Placing industrial wind turbines in schoolyards is hardly the brightest move, given their habit of throwing blades in all directions and collapsing without warning. They’ve also been known to throw massive chunks of ice through roofs and windows – which is what happened at a Massachusetts Community College back in 2018 – luckily no one was killed.
Back in 2013, turbines in schoolyards across the Scottish Highlands were shut down (with many quietly removed) after one of the same kind of turbine unshackled its blades and threw one of them 60m. Parents were justifiably horrified at the thought of having one of their precious darlings impaled in the name of ‘green’ energy.
A few years earlier, in 2009, a turbine at a primary school on the Isle of Skye was quietly removed after it disintegrated and threatened the lives and limbs of youngsters.
Following that trend, a few weeks back, a turbine in a schoolyard near Petersburg, Illinois decided to go rogue and do much the same.
The turbine, situated next to the school’s baseball field, started losing its blades after its braking system failed.
Softballers were alerted to the danger and ordered off the field, mid-game. A short while later, gravity did what it does best, and the turbine hit the deck – bringing the turbine’s reign of terror to a spectacular end.
Fortunately, no school kids were harmed in the making of this ‘green’ energy drama. No doubt parents (and the school’s insurer) will be very interested to hear about the principal’s updated Occupational Health & Safety plans – presumably involving the removal of machines that self-destruct without warning.
Welcome to your wind-powered future kids!
PORTA High School Runaway Wind Turbine Collapses
WLDS
Jeremy Coumbes
22 April 2023
A runaway wind turbine at an area high school is on the ground after spinning freely for nearly 24 hours.
Menard County Sheriff’s Deputies, Emergency Response personnel, and school administration officials responded to PORTA High School in Petersburg after the school’s multi-story wind turbine began spinning freely around 4:30 Friday afternoon.
PORTA Superintendent Matt Brue says the large wind turbine that sits at the edge of the school grounds near the baseball field was installed approximately 15 years ago and for many years provided as much as 70% of the school’s electricity [on days when the wind was blowing at the right speed and when the turbine wasn’t broken down].
Brue says the turbine has been shut down for the last two years however as parts were becoming more difficult to obtain for the older turbine. He says the system that kept the blades from spinning in the wind failed Friday afternoon.
“When it’s shut down, there’s a braking system that would let it rotate real slowly on occasion but not very much, and this was full-on spinning. So the braking system wasn’t working and there was no way to get it to stop. So we cleared the area yesterday afternoon and police and school staff were on site all day and night watching it.
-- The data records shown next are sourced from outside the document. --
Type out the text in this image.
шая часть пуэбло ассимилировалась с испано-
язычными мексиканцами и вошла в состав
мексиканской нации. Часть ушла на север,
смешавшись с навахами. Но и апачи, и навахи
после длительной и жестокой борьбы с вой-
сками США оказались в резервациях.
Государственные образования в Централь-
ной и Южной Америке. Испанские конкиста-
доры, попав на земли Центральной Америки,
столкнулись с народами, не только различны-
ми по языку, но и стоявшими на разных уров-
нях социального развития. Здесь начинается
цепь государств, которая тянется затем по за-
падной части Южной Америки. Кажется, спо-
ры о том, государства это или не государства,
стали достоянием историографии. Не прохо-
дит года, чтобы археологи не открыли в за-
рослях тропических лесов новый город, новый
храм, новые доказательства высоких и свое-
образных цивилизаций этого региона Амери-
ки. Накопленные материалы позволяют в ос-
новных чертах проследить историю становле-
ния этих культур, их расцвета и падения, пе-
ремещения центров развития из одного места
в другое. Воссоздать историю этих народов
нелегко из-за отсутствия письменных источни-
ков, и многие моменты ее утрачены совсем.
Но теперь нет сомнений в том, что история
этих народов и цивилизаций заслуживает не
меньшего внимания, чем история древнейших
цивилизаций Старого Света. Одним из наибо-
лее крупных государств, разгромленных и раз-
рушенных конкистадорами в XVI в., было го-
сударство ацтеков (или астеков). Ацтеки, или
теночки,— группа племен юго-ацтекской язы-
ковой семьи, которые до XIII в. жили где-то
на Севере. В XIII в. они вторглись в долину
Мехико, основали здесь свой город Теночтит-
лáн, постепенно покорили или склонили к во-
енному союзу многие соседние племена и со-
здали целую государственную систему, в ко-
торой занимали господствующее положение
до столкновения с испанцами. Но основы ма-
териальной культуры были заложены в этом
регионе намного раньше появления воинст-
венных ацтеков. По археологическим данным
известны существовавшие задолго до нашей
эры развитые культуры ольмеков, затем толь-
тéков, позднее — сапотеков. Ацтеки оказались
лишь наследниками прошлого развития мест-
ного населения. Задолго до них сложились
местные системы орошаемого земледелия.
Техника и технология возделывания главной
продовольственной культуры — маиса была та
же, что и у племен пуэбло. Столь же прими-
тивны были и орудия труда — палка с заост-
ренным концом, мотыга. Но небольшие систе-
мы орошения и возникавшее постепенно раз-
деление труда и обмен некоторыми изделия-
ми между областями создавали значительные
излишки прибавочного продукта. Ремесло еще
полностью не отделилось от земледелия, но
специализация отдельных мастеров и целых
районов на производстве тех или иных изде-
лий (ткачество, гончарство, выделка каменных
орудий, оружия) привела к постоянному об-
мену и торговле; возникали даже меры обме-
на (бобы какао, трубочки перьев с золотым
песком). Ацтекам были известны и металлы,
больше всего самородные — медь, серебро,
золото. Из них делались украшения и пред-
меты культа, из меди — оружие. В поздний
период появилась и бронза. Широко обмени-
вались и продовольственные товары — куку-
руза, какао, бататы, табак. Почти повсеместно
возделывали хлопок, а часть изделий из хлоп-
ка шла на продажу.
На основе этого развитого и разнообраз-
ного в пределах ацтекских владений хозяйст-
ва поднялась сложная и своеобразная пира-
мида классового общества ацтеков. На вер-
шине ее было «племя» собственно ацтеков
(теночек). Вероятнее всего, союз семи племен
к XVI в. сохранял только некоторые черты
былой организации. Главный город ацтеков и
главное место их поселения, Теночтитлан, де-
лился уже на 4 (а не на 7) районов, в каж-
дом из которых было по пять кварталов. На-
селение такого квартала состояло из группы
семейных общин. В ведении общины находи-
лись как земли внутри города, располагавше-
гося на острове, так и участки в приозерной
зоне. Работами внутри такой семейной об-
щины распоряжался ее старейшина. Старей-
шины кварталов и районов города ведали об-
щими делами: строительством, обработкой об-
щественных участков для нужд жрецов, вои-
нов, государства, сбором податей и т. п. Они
It made it through the night but then this morning we started losing some of the blades on it. They started breaking and coming apart and it didn’t fly far or anything, it was all contained right there locally so that was a great thing as well. Once that happened it slowed down quite a bit and then the tower itself failed at about four o’clock this afternoon.”
The PORTA girls’ softball game that was taking place near the turbine was postponed in the 3rd inning Friday as school and county officials cleared the area out of an abundance of caution.
A wind turbine technician was called in and Brue says the tech team had a plan for how to lock out the turbine but it could not be done while the blades were spinning. He said they had hoped the winds would have calmed long enough to allow the team to ascend the tower but the wind never slowed down enough.
Menard County Chief Deputy Sheriff Ben Hollis said he received the call that the turbine tower had failed near the bottom causing the tower to bend and the turbine to fall to the ground at 3:40 Saturday afternoon.
Brue says the school district already had a plan in place to do away with the old turbine after recent inquiries into having it repaired were unsuccessful.
“A couple years now it’s been down and we’ve been trying to get companies to come in and work on it but it’s an older turbine and it’s kind of obsolete. We were actually going to decommission it this summer and have it taken down and hauled away. It was at the end of its useful life for us and so that process was already in motion.”
Luckily, no one was injured when the tower fell. Brue praised the first responders that were on scene throughout the course of the event saying they did a great job.
He says both school and emergency officials are keeping the area around the tower clear of the public as the tower is still connected at the point it fractured. He says they are working on a plan to get it the rest of the way down so it is safe, and the demo process can be undertaken.
WLDS

“Component Liberation” and wind turbine hazards such as fire or blades spinning out of control is terrifying for isolated rural dwellers. It’s dark outside, perhaps stormy, with strange noises, clunks and bangs from the wind farm, with no warning or notification you have been and are abandoned. Quietly removing wind turbines away from suffering families, including the ‘gagged’ would answer a few prayers.
Reblogged this on whatyareckon and commented:
Wind Turbines are the result of political hot wind!!!!
Placing these things close to where people are likely to be, especially kids, is idiotic.